Née au début des années 1970 au sein de l'OIT, la notion d'économie informelle  devint dès lors une composante fondamentale de son arsenal conceptuel. Le nouveau terme, limpide et nébuleux à la fois, connut une destinée fulgurante, adopté par la plupart des organismes internationaux (ONU, Banque Mondiale, OCDE..) et, plus tard, par l'Union Européenne. Conçue pour décrire la quasi-totalité des activités économiques des habitants des villes africaines, la notion d'économie informelle fut aussitôt transplantée en Amérique Latine et dans divers pays du Sud, englobant un pourcentage essentiel de leurs populations. Elle paracheva sa trajectoire terrestre à la fin des années 1970, atteignant les riches pays du Nord, où elle ne concernait qu'une minorité de laissés pour compte. De fil en aiguille et de rapport scientifique en Conférence Internationale, le nouveau concept se propagea tout aussi rapidement dans le monde savant. Malgré quelques défiances, objections et critiques, nombreux économistes, anthropologues, sociologues, etc. lui firent un accueil de bon aloi, suivi de débats passionnés sur des questions techniques, méthodologiques ou statistiques. En quelques années, l'informel devint un thème scientifique per se, accrédité par l'augmentation exponentielle des publications sur le sujet.

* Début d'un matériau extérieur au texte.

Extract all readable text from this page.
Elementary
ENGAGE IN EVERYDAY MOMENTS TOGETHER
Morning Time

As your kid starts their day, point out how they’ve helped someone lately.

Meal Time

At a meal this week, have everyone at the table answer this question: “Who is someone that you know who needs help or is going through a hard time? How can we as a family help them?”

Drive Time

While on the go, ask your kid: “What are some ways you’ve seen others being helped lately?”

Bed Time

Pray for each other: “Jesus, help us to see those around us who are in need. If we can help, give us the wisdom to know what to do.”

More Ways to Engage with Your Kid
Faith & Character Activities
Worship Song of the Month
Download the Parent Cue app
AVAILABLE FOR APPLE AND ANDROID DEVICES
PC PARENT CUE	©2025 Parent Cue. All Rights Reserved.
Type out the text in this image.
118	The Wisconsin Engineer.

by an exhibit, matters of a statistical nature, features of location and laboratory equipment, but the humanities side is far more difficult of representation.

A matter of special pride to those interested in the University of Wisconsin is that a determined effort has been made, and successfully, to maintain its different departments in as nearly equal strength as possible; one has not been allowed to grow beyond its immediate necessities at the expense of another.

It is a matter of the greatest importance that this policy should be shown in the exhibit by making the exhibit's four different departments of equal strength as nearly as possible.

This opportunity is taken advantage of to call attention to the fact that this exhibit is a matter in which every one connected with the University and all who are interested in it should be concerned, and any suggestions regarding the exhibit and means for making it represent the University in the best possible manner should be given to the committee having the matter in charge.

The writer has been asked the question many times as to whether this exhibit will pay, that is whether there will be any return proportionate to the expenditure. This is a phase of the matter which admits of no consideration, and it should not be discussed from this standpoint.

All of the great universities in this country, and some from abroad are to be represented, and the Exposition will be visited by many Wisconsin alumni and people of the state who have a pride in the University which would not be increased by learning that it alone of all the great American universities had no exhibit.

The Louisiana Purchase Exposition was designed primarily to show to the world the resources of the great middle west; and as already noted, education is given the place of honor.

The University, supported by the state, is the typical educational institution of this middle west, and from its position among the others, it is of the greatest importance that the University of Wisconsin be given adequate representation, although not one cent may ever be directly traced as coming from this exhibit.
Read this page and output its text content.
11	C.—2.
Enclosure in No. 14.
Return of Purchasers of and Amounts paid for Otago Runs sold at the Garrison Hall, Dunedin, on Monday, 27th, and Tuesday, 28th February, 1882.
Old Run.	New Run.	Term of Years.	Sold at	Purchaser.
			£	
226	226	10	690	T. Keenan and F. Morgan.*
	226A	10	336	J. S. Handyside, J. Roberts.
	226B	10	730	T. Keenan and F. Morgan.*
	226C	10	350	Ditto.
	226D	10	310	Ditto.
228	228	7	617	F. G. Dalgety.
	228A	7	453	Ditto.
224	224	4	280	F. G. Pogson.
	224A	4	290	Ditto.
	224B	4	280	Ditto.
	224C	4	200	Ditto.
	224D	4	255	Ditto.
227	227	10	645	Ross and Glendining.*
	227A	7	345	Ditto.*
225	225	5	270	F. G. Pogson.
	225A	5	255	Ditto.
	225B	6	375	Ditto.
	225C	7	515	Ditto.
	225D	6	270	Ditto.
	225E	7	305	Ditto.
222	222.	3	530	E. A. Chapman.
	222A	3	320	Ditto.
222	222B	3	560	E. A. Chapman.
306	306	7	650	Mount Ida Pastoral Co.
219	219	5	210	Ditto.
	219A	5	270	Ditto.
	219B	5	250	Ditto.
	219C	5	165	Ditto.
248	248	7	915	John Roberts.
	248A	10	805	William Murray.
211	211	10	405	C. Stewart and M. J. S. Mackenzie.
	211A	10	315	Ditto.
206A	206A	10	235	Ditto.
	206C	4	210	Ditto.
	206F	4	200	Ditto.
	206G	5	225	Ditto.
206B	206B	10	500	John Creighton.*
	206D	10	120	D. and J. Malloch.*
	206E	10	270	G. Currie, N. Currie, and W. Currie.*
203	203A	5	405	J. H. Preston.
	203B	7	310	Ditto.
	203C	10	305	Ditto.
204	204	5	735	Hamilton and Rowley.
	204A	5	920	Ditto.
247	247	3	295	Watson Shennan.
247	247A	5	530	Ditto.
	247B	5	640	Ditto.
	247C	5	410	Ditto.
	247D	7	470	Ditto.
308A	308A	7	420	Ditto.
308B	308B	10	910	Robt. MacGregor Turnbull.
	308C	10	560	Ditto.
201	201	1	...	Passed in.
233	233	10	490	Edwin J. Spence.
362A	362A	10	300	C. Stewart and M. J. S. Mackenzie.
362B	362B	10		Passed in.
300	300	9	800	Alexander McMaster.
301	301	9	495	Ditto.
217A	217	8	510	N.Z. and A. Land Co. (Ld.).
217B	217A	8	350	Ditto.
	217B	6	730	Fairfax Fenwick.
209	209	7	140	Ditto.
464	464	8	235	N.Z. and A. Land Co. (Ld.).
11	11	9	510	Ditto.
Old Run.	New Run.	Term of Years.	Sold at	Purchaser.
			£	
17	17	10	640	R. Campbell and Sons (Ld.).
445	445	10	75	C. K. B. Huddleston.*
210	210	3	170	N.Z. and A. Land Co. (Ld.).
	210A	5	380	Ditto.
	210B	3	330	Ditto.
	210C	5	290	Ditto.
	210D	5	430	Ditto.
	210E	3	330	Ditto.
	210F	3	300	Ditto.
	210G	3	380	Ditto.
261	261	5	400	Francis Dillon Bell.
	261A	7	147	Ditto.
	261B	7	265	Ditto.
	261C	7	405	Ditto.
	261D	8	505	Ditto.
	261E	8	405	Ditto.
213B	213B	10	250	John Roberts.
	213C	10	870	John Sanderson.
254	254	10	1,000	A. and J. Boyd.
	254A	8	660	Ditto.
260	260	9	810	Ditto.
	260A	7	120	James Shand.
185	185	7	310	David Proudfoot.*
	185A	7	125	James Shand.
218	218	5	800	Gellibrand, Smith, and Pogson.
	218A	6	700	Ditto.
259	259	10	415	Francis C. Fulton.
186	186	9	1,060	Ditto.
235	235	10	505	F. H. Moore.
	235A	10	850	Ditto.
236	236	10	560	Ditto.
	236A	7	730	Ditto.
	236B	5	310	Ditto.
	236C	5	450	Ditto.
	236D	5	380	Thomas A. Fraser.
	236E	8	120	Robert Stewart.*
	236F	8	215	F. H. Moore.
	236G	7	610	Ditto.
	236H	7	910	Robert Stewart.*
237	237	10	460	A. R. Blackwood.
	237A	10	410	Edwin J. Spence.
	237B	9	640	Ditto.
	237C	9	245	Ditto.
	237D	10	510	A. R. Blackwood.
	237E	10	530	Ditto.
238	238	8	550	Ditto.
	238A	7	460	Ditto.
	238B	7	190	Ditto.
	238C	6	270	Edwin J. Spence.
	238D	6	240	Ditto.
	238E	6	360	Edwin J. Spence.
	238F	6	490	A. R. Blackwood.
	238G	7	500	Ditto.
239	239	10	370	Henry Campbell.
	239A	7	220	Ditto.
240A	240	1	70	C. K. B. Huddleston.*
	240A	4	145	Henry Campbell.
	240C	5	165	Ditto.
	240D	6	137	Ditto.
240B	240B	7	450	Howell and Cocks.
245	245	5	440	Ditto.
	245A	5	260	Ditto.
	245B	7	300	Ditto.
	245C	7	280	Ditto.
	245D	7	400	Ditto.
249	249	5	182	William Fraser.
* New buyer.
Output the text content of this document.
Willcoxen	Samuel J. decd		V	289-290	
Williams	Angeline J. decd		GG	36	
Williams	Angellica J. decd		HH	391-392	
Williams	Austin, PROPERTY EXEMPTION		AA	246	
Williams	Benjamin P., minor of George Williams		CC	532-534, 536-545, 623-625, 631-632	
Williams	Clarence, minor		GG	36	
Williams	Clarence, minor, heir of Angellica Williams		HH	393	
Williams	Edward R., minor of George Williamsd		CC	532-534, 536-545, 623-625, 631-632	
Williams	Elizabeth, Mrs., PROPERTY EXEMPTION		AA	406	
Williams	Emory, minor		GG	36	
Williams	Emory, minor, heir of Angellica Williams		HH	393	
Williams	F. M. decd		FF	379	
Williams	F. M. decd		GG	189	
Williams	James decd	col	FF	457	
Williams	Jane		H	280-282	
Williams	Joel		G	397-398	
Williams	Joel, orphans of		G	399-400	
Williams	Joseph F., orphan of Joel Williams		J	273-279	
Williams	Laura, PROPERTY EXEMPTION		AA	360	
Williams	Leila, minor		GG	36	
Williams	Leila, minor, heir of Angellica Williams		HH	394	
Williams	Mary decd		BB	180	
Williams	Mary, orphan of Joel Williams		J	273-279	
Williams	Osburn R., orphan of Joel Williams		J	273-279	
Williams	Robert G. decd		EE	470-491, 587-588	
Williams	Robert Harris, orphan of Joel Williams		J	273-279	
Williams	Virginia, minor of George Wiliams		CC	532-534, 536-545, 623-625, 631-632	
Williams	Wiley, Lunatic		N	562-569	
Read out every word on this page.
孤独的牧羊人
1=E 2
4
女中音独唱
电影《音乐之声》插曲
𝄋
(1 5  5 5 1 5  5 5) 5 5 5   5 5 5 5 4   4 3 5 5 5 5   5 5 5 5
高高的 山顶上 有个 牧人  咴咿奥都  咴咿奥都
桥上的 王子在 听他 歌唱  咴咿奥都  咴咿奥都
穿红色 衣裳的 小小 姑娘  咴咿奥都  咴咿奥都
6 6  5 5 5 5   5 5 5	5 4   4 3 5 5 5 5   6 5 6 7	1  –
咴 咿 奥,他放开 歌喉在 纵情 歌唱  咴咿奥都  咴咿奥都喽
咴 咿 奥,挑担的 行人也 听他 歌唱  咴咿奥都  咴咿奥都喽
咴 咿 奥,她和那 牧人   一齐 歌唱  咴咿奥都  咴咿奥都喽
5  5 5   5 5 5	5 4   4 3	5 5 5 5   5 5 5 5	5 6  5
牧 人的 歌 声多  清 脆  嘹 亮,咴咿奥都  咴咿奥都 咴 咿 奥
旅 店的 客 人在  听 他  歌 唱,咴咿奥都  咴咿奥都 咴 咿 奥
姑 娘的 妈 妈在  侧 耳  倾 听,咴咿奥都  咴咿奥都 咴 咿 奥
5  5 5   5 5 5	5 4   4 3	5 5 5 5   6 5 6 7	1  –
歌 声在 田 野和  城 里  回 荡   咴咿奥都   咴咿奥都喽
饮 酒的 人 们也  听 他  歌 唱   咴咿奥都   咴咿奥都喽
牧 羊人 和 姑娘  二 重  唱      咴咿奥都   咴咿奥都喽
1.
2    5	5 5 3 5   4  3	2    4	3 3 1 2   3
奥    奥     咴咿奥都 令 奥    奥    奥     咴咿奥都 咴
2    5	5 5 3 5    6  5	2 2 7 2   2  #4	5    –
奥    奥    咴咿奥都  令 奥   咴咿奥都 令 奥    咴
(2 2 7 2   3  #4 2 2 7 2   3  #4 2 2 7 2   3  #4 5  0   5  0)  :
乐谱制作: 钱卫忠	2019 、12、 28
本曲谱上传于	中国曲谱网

En fait, la réalité socioéconomique à laquelle renvoyait ce terme n'était nullement inconnue des anthropologues, des économistes du développement ou des historiens. Néanmoins, la nouvelle approche dualiste formel/informel, apparemment évidente mais profondément ambigüe, parvint à s'imposer et la condition socioéconomique des pays les plus pauvres fut identifiée à l'informel. L'économie informelle était un contre-modèle, la façon par laquelle les riches pays du Nord allaient désormais interpréter toute activité économique non-conforme à leurs normes de travail et de production: industrialisation par grandes unités, écrasante prédominance du salariat, rémunérations contractuelles et surtout travail stable, garanti et protégé par l'Etat, les institutions, les syndicats, la législation. 

L'informalité fut conçue à contre-pied et en porte-à-faux, par rapport à un modèle idéal, bien réel certes mais historiquement exceptionnel, celui des Trente Glorieuses. L'informalité incarnait la part obscure et maudite des pays riches, part qu'il fallait résorber.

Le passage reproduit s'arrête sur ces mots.